LaurentMazare / diffusers-rs

An implementation of the diffusers api in Rust

Apache License 2.0

539 stars 55 forks source link

Regarding Inference Time #20

Closed DhruvThu closed 1 year ago

DhruvThu commented 1 year ago

I have tried with rust implementation of Stable diffusion v2 on A100 gpu with 40gb of ram. Normal stable diffusion pipeline from huggingface takes around 7-8s to generate an image whereas rust implementation takes around 12-13s. It will be really helpful if someone can explain that why is huggingface taking less time compared to rust implementation or am I missing something while running rust implementation?

Thanks!!

sssemil commented 1 year ago

Maybe this issue will help - https://github.com/LaurentMazare/diffusers-rs/issues/1

LaurentMazare commented 1 year ago

Did you try running with autocast mode on and with fp16 weights? I think it's likely to be the default on the Python side, on the rust side you may want to use the --autocast flag to do this (though I haven't tested it on stable diffusion 2.1 as my gpu only has 8GB of memory which is not enough even with fp16).

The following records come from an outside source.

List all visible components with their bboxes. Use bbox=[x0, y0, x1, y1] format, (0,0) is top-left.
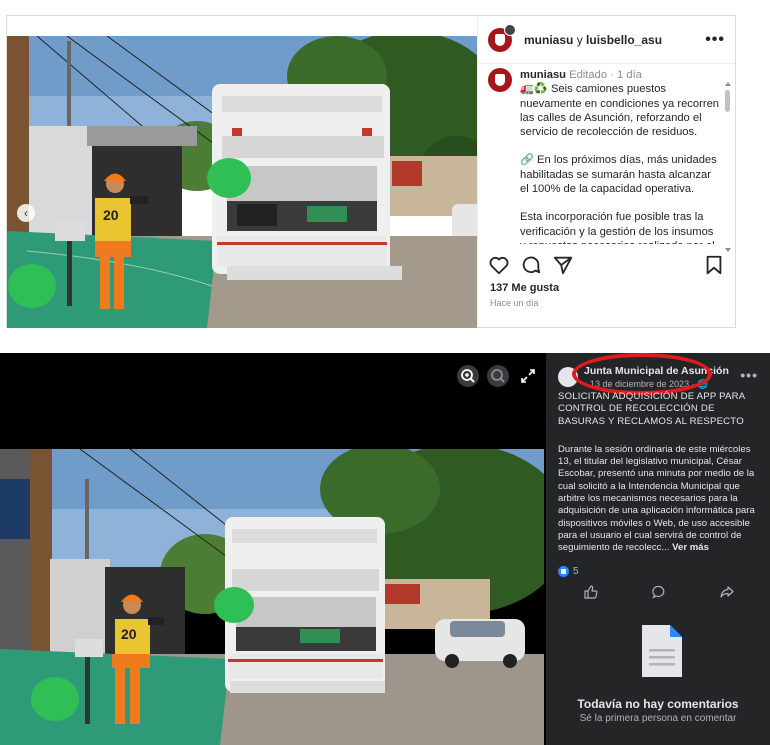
caption-scrollbar[interactable] bbox=[725, 82, 731, 252]
garbage-truck-photo-fb[interactable]: 20 bbox=[0, 449, 544, 745]
zoom-out-icon[interactable] bbox=[487, 365, 509, 387]
fb-action-bar bbox=[558, 585, 758, 605]
avatar[interactable] bbox=[488, 23, 516, 52]
caption-avatar[interactable] bbox=[488, 68, 512, 92]
caption-paragraph-2: 🔗 En los próximos días, más unidades hab… bbox=[520, 154, 717, 196]
likes-count[interactable]: 137 Me gusta bbox=[490, 282, 559, 294]
caption-paragraph-3: Esta incorporación fue posible tras la v… bbox=[520, 211, 715, 244]
more-options-icon[interactable]: ••• bbox=[740, 367, 758, 383]
instagram-sidebar: muniasu y luisbello_asu ••• muniasu Edit… bbox=[477, 16, 735, 327]
share-icon[interactable] bbox=[552, 254, 574, 276]
no-comments-title: Todavía no hay comentarios bbox=[577, 697, 739, 711]
garbage-truck-photo[interactable]: 20 ‹ bbox=[7, 36, 477, 328]
heart-icon[interactable] bbox=[488, 254, 510, 276]
fullscreen-icon[interactable] bbox=[517, 365, 539, 387]
post-text: SOLICITAN ADQUISICIÓN DE APP PARA CONTRO… bbox=[558, 391, 758, 555]
action-bar bbox=[488, 254, 725, 278]
svg-text:20: 20 bbox=[121, 626, 137, 642]
caption-paragraph-1: 🚛♻️ Seis camiones puestos nuevamente en … bbox=[520, 83, 720, 139]
reactions[interactable]: 5 bbox=[558, 566, 579, 577]
no-comments-subtitle: Sé la primera persona en comentar bbox=[579, 713, 737, 724]
caption-username[interactable]: muniasu bbox=[520, 69, 566, 81]
post-header: muniasu y luisbello_asu ••• bbox=[478, 16, 735, 64]
see-more-link[interactable]: Ver más bbox=[672, 542, 709, 553]
caption: muniasu Editado · 1 día 🚛♻️ Seis camione… bbox=[488, 68, 721, 244]
previous-arrow[interactable]: ‹ bbox=[17, 204, 35, 222]
post-title: SOLICITAN ADQUISICIÓN DE APP PARA CONTRO… bbox=[558, 391, 745, 427]
caption-meta: Editado · 1 día bbox=[569, 69, 642, 81]
post-authors[interactable]: muniasu y luisbello_asu bbox=[524, 33, 662, 47]
zoom-in-icon[interactable] bbox=[457, 365, 479, 387]
like-icon[interactable] bbox=[584, 585, 598, 599]
facebook-sidebar: Junta Municipal de Asunción 13 de diciem… bbox=[546, 353, 770, 745]
like-reaction-icon bbox=[558, 566, 569, 577]
document-icon bbox=[640, 623, 684, 679]
svg-text:20: 20 bbox=[103, 207, 119, 223]
post-time: Hace un día bbox=[490, 298, 539, 308]
post-body: Durante la sesión ordinaria de este miér… bbox=[558, 443, 755, 554]
comment-icon[interactable] bbox=[652, 585, 666, 599]
more-options-icon[interactable]: ••• bbox=[705, 31, 725, 49]
reactions-count: 5 bbox=[573, 566, 579, 577]
comment-icon[interactable] bbox=[520, 254, 542, 276]
instagram-post: 20 ‹ muniasu y luisbello_asu ••• muniasu… bbox=[6, 15, 736, 328]
red-annotation-circle bbox=[572, 353, 712, 395]
facebook-photo-viewer: 20 Junta Municipal de Asunción 13 de dic… bbox=[0, 353, 770, 745]
share-icon[interactable] bbox=[720, 585, 734, 599]
bookmark-icon[interactable] bbox=[703, 254, 725, 276]
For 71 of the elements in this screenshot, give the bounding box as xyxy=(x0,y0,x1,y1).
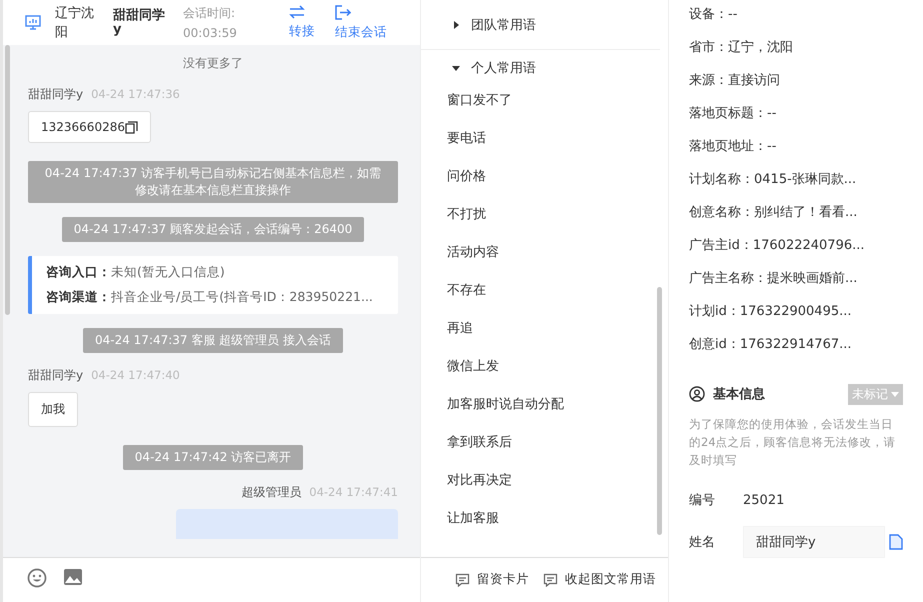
header-action-button[interactable]: 结束会话 xyxy=(335,4,387,40)
phrase-item[interactable]: 对比再决定 xyxy=(421,472,668,510)
session-time-label: 会话时间: xyxy=(183,4,236,22)
logout-icon xyxy=(335,4,351,20)
phrase-item[interactable]: 要电话 xyxy=(421,130,668,168)
system-notice: 04-24 17:47:37 客服 超级管理员 接入会话 xyxy=(82,328,344,353)
info-row-text: 来源：直接访问 xyxy=(689,72,781,90)
info-row-text: 创意id：176322914767... xyxy=(689,336,853,354)
name-field[interactable]: 甜甜同学y xyxy=(743,526,885,558)
phrase-item[interactable]: 微信上发 xyxy=(421,358,668,396)
swap-arrows-icon xyxy=(289,5,305,19)
system-notice: 04-24 17:47:37 访客手机号已自动标记右侧基本信息栏，如需修改请在基本信息栏直接操作 xyxy=(28,161,398,203)
info-row-text: 计划id：176322900495... xyxy=(689,303,853,321)
message-time: 04-24 17:47:41 xyxy=(309,485,398,499)
phrase-item[interactable]: 拿到联系后 xyxy=(421,434,668,472)
caret-down-icon xyxy=(451,63,461,73)
message-icon xyxy=(543,572,558,586)
message-time: 04-24 17:47:36 xyxy=(91,87,180,101)
info-row-text: 设备：-- xyxy=(689,6,738,24)
phrase-item[interactable]: 窗口发不了 xyxy=(421,92,668,130)
system-notice: 04-24 17:47:42 访客已离开 xyxy=(122,445,304,470)
info-row-text: 广告主名称：提米映画婚前... xyxy=(689,270,858,288)
info-row-text: 落地页标题：-- xyxy=(689,105,778,123)
visitor-location: 辽宁沈阳 xyxy=(55,4,95,42)
scrollbar[interactable] xyxy=(657,287,662,535)
no-more-notice: 没有更多了 xyxy=(183,55,243,72)
visitor-name: 甜甜同学y xyxy=(113,8,166,36)
phrase-item[interactable]: 加客服时说自动分配 xyxy=(421,396,668,434)
section-title: 基本信息 xyxy=(713,386,766,403)
image-button[interactable] xyxy=(63,568,83,586)
field-label: 姓名 xyxy=(689,534,716,551)
toolbar-button[interactable]: 留资卡片 xyxy=(455,571,529,588)
info-row-text: 省市：辽宁，沈阳 xyxy=(689,39,794,57)
session-time: 00:03:59 xyxy=(183,24,238,42)
phrase-item[interactable]: 不打扰 xyxy=(421,206,668,244)
message-bubble: 13236660286 xyxy=(28,111,151,143)
info-row-text: 计划名称：0415-张琳同款... xyxy=(689,171,858,189)
phrase-item[interactable]: 再追 xyxy=(421,320,668,358)
system-notice: 04-24 17:47:37 顾客发起会话，会话编号：26400 xyxy=(62,217,364,242)
phrase-item[interactable]: 问价格 xyxy=(421,168,668,206)
field-label: 编号 xyxy=(689,492,716,509)
field-value: 25021 xyxy=(743,492,784,508)
scrollbar[interactable] xyxy=(5,45,10,315)
phrase-item[interactable]: 活动内容 xyxy=(421,244,668,282)
entry-line: 咨询渠道：抖音企业号/员工号(抖音号ID：283950221... xyxy=(46,289,374,306)
info-row-text: 广告主id：176022240796... xyxy=(689,237,866,255)
emoji-button[interactable] xyxy=(27,568,47,588)
message-bubble: 加我 xyxy=(28,392,78,427)
info-row-text: 创意名称：别纠结了！看看... xyxy=(689,204,858,222)
toolbar-button[interactable]: 收起图文常用语 xyxy=(543,571,656,588)
notice-text: 为了保障您的使用体验，会话发生当日的24点之后，顾客信息将无法修改，请及时填写 xyxy=(689,416,897,469)
user-icon xyxy=(689,386,705,402)
phrase-group-header[interactable]: 团队常用语 xyxy=(421,0,660,50)
sender-name: 超级管理员 xyxy=(241,484,302,501)
image-icon xyxy=(63,568,83,586)
copy-icon[interactable] xyxy=(124,120,138,134)
monitor-icon xyxy=(25,15,41,30)
message-icon xyxy=(455,572,470,586)
smiley-icon xyxy=(27,568,47,588)
phrase-item[interactable]: 让加客服 xyxy=(421,510,668,548)
entry-line: 咨询入口：未知(暂无入口信息) xyxy=(46,264,226,281)
document-icon[interactable] xyxy=(889,534,903,550)
message-time: 04-24 17:47:40 xyxy=(91,368,180,382)
phrase-item[interactable]: 不存在 xyxy=(421,282,668,320)
sender-name: 甜甜同学y xyxy=(28,367,84,384)
info-row-text: 落地页地址：-- xyxy=(689,138,778,156)
phrase-group-header[interactable]: 个人常用语 xyxy=(421,50,660,86)
header-action-button[interactable]: 转接 xyxy=(289,5,315,40)
caret-down-icon xyxy=(891,392,899,396)
caret-right-icon xyxy=(451,20,461,30)
sender-name: 甜甜同学y xyxy=(28,86,84,103)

DhruvThu commented 1 year ago

Thank you for your suggestions. I have tried with the autocast feature. I got results in 9-10s. Is there any way to reduce inference time more?

Also one more thing, I am really sorry for above stats. Its incorrect because I was confused with some other results. Actually Rust SD took around 12-13s to generate image. Whereas normal SD pipeline took around 7-8s to generate image.

JohnAlcatraz commented 1 year ago

Thank you for your suggestions. I have tried with the autocast feature. I got results in 9-10s. Is there any way to reduce inference time more?

Quite soon, there will supposedly be "Distilled Stable Diffusion" that should reduce inference time by at least 20x, maybe even more:

https://twitter.com/EMostaque/status/1598131202044866560

The numbers are a bit confusing, but I think he means it's a 20x speedup in time per step, and additionally also only needing 1-4 steps for a good image. So in total more like a 100x speedup compared to now.

Obviously I have no idea when exactly that will be available and how soon it can be implemented in this Rust version, but I hope it will be ideal for anyone who needs fast inference speed.

DhruvThu commented 1 year ago

Thank you for your suggestion. I will surely check them out once its available.